Liberalism is also a relatively new term for most Portuguese people, generally associated with austerity as a consequence of the liberal measures that the former Social Democratic Prime Minister Pedro Passos Coelho took, coinciding with the need for external aid, inherited from the immediately previous socialist government.

Passos wanted to go beyond the Troika, pay the debt and liberalize the economy in a desperate attempt to achieve growth and cut a lot in the state, taking measures that were unpopular among public employees and pensioners, even those who were not targeted by the measures.

And so the myth spread: Right is Fascism, Liberalism is Austerity, while the left, which takes with one hand what it gives with the other, remains popular.

Portugal began to diverge from European countries in the late 1990s and, currently, the countries that were in the former Soviet bloc have already surpassed us.

One fifth of Portuguese people live outside the country and, according to Portuguese professor Nuno Palma, “this is a proportion that only occurs in the event of wars and disasters”. A recent survey even indicates that 30% of young people born in Portugal live abroad, which in a country where the average is 1.03 children and the Social Security system, a true Ponzi scheme, depends on these children to be viable, is impossible to survive. As a result, the State has been injecting around 7 to 7.5 billion euros annually to maintain social security.

As we know, there is no state aid without extortion of the “taxpayer”. Although the socialists proudly claim that the Portuguese tax burden is lower than the European Union average (it represents 37.6% of GDP vs. 41.3% of the European average, according to 2020 data), the concept of tax effort is not considered and, in this championship, Portugal is the 6th European country with the highest tax effort. We are talking about a reality in which the minimum wage is €820 and the average salary is €1,314. This dangerous proximity discourages productivity and the ambition for higher education, and slows down some sectors of activity. Doctors earn an average of €1,760, and police officers, who as I write these lines are demonstrating outside the Assembly of the Republic, have a base salary of €907. A police officer in Portugal earns little more than the minimum wage.

Unemployment in the country is also slightly above the European average. It is not easy to hire, it is not easy to fire, it is not easy to be an entrepreneur in Portugal.

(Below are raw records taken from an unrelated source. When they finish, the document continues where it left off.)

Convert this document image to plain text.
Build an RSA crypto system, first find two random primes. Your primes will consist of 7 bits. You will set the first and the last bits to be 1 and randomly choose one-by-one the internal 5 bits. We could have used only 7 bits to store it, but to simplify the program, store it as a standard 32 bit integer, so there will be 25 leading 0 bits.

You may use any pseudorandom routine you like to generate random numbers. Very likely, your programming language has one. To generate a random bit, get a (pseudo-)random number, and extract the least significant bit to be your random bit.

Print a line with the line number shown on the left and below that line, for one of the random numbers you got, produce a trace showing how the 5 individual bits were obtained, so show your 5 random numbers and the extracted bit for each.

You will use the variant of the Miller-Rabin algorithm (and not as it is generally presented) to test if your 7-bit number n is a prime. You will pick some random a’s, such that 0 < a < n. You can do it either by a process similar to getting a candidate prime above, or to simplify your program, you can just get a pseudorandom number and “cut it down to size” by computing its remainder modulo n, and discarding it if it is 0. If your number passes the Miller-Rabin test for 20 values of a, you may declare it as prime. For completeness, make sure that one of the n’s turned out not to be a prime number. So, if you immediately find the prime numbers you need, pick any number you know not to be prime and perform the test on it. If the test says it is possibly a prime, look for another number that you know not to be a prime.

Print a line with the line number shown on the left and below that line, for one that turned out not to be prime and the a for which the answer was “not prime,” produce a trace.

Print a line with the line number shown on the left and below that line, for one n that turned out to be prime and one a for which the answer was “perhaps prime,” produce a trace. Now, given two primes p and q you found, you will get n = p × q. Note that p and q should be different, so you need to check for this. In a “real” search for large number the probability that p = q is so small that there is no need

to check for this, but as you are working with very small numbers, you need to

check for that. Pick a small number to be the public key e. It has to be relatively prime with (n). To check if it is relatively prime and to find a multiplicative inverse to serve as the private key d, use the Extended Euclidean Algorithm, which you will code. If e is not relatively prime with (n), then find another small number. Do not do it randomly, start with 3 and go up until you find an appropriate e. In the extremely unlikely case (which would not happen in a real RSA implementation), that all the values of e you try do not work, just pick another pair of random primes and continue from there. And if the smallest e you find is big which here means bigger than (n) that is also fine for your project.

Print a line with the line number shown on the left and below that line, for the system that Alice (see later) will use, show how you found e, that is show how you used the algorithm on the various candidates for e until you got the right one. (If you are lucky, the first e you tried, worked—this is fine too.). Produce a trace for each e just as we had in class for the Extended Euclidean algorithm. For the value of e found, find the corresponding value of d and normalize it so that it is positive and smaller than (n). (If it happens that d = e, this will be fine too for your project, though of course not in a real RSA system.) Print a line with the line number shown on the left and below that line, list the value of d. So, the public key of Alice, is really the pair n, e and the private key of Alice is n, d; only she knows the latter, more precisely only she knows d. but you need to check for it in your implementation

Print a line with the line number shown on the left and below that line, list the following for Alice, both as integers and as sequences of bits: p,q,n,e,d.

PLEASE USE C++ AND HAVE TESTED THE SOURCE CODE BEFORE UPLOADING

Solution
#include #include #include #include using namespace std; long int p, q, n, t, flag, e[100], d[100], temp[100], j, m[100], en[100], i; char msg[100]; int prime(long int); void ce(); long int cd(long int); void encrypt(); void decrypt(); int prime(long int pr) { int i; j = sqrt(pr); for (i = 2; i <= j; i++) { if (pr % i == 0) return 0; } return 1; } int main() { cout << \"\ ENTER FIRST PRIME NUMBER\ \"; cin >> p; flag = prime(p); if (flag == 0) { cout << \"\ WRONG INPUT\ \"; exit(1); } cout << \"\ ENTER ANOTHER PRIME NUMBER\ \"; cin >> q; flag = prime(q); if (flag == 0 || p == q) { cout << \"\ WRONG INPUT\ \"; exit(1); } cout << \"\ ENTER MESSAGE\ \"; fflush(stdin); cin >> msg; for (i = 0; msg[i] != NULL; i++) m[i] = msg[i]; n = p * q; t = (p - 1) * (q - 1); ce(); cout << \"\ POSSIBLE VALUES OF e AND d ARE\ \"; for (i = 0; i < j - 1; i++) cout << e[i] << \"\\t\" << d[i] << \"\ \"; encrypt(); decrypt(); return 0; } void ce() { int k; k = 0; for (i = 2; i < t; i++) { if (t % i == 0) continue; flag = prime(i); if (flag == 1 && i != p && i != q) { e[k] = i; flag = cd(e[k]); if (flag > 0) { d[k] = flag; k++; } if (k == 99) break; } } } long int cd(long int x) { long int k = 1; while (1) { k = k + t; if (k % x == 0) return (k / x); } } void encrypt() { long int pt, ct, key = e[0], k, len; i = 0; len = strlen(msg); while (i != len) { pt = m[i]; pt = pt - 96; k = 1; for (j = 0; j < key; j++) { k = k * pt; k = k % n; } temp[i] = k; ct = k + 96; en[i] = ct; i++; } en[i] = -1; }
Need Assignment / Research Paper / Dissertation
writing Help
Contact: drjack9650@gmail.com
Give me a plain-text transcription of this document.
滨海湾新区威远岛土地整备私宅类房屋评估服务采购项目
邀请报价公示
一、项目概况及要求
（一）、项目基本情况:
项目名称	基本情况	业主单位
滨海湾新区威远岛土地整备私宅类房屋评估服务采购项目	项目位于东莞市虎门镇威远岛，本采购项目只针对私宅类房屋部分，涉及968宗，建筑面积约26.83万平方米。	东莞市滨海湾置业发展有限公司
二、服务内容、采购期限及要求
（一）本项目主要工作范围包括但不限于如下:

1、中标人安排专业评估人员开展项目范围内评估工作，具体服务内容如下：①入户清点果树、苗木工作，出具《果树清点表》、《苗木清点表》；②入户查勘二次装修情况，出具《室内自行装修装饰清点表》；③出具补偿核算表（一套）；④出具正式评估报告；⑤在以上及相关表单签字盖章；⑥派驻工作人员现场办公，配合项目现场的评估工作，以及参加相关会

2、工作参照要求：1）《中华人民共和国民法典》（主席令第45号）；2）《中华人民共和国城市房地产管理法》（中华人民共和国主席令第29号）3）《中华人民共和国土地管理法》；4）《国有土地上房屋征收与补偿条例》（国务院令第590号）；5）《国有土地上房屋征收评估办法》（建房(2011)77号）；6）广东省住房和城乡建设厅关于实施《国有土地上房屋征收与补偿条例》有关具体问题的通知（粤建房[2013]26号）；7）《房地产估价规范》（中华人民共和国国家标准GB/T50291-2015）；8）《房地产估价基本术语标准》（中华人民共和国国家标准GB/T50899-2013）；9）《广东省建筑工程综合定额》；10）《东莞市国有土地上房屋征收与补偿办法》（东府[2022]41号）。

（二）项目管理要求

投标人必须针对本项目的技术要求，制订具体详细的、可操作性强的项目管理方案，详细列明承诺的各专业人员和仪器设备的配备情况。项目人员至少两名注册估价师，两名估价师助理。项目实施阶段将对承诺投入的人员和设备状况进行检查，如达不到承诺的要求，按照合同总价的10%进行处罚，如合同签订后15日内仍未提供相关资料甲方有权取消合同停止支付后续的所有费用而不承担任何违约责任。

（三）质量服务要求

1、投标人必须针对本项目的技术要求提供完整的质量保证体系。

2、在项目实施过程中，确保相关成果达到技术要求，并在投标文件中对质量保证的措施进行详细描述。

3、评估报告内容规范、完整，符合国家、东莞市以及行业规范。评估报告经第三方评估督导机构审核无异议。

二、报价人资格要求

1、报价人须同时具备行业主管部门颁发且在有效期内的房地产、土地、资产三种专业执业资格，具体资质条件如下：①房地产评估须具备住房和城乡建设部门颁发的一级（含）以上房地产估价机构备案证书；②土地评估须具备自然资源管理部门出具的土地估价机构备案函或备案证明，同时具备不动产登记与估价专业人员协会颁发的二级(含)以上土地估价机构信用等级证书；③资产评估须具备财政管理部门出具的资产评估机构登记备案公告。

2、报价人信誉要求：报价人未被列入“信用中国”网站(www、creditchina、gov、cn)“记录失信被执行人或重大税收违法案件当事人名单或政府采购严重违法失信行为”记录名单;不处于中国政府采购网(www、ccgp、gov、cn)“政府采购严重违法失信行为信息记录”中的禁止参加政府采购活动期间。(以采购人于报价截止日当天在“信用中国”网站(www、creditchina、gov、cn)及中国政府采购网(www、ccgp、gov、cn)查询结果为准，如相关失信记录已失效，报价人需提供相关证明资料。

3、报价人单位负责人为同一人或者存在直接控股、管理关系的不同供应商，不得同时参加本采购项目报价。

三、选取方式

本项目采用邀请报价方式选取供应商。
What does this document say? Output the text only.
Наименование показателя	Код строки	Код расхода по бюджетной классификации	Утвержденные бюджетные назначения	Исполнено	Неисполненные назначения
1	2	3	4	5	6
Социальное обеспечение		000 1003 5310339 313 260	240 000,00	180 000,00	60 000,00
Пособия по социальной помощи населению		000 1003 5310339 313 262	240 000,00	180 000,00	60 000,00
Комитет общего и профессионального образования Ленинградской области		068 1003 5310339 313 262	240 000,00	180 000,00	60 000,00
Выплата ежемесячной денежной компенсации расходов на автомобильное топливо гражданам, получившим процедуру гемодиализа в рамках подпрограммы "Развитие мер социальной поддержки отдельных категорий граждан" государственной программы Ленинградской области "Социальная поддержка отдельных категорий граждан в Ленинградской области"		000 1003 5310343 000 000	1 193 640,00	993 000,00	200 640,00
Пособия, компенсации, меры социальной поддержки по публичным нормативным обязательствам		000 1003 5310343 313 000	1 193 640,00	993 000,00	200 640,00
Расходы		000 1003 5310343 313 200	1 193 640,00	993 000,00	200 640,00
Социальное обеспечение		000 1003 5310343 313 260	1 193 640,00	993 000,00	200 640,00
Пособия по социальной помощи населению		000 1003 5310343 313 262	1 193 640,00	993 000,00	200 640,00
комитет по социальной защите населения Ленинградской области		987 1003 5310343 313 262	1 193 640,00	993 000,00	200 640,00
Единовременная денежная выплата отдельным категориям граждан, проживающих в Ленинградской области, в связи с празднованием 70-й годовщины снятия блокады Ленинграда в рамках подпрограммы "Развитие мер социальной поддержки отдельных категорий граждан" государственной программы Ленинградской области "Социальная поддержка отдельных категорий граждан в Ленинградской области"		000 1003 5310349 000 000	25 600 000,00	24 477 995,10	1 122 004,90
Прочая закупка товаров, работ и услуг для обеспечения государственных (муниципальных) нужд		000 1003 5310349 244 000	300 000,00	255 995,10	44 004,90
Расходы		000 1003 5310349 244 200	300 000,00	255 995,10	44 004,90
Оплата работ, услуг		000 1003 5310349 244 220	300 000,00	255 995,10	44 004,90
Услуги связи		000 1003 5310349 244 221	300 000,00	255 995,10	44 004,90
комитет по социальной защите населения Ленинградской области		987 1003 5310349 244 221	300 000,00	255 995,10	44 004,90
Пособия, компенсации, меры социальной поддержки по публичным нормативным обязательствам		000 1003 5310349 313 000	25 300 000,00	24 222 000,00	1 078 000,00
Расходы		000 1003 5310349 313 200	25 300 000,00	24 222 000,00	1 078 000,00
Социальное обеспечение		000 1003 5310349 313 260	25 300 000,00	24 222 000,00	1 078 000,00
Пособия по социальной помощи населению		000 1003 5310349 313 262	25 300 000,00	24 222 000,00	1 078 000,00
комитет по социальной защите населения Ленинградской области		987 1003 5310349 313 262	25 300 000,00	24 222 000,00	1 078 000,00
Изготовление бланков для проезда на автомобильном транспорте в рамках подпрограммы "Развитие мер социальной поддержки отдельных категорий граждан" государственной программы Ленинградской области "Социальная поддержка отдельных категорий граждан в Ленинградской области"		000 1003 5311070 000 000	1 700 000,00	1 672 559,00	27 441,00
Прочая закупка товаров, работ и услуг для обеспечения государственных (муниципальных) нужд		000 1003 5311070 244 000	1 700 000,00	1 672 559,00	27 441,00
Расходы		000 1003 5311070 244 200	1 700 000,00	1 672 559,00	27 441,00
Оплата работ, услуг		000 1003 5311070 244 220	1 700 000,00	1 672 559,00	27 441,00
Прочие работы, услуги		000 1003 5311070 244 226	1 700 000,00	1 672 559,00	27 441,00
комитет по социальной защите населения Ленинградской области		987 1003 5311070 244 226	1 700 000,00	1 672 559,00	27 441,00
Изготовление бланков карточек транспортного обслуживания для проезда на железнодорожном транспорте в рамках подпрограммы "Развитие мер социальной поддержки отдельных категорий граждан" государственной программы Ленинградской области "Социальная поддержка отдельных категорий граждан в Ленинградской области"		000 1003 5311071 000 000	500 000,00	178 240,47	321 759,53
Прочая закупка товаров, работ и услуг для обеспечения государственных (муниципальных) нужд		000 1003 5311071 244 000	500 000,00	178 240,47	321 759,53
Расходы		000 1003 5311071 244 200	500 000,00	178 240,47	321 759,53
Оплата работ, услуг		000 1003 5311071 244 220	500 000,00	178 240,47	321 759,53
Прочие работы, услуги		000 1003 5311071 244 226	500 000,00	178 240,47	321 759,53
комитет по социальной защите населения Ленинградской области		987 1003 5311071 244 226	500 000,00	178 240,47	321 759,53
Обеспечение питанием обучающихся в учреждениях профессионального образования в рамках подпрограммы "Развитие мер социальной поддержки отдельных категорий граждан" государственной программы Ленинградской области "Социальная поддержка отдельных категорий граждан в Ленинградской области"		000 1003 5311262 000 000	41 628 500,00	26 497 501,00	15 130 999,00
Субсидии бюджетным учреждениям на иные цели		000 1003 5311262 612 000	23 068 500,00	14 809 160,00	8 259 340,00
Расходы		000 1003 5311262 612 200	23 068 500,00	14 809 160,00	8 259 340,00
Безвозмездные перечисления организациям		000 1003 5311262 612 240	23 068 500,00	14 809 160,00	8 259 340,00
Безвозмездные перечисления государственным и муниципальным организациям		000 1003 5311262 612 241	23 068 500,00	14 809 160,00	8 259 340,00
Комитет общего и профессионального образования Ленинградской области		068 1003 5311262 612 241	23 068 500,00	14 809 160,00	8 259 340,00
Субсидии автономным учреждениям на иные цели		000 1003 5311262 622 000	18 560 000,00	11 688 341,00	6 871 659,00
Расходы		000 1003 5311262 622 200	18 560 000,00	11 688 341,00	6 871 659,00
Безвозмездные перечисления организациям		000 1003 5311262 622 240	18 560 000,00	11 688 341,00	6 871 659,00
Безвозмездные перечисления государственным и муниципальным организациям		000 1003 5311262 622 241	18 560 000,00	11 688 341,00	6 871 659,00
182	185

Companies, like individuals, are suffocated by taxes: IRC, VAT, IUC, ISV (the last two on vehicles), IMI, AIMI, IMT (property), and they still have to guarantee the payment of the minimum wage. Workers cost companies in Portugal a lot. At the beginning of this year, with the new salary increase to €820, employers will have to pay an additional €1,000 to the state for each employee, and employers’ confederations have already asked the government for a reduction in the amount to be deducted for Social Security. The answer was a resounding “no, because the system must be maintained sustainable”.

This year the country will go to elections. Elections out of time, after the resignation of the Socialist Prime Minister involved in a corruption scandal. There are no electoral proposals that seek to liberalize the economy. From the left to the right, all anyone talks about is taxing: companies, gas stations, banks.

From left to right, all anyone is talking about is increasing minimum wages in an interventionist way. There is even talk, even considering what has been said in these lines, of increasing pensions for retirees to €1,000.

Portugal is a country that knows how to welcome visitors, because, as any Portuguese person knows, we always tidy up our home for visitors and it is through tourism that we collect all the distinctions. Ironically, a country that courageously set out to discover the world is so afraid of freedom.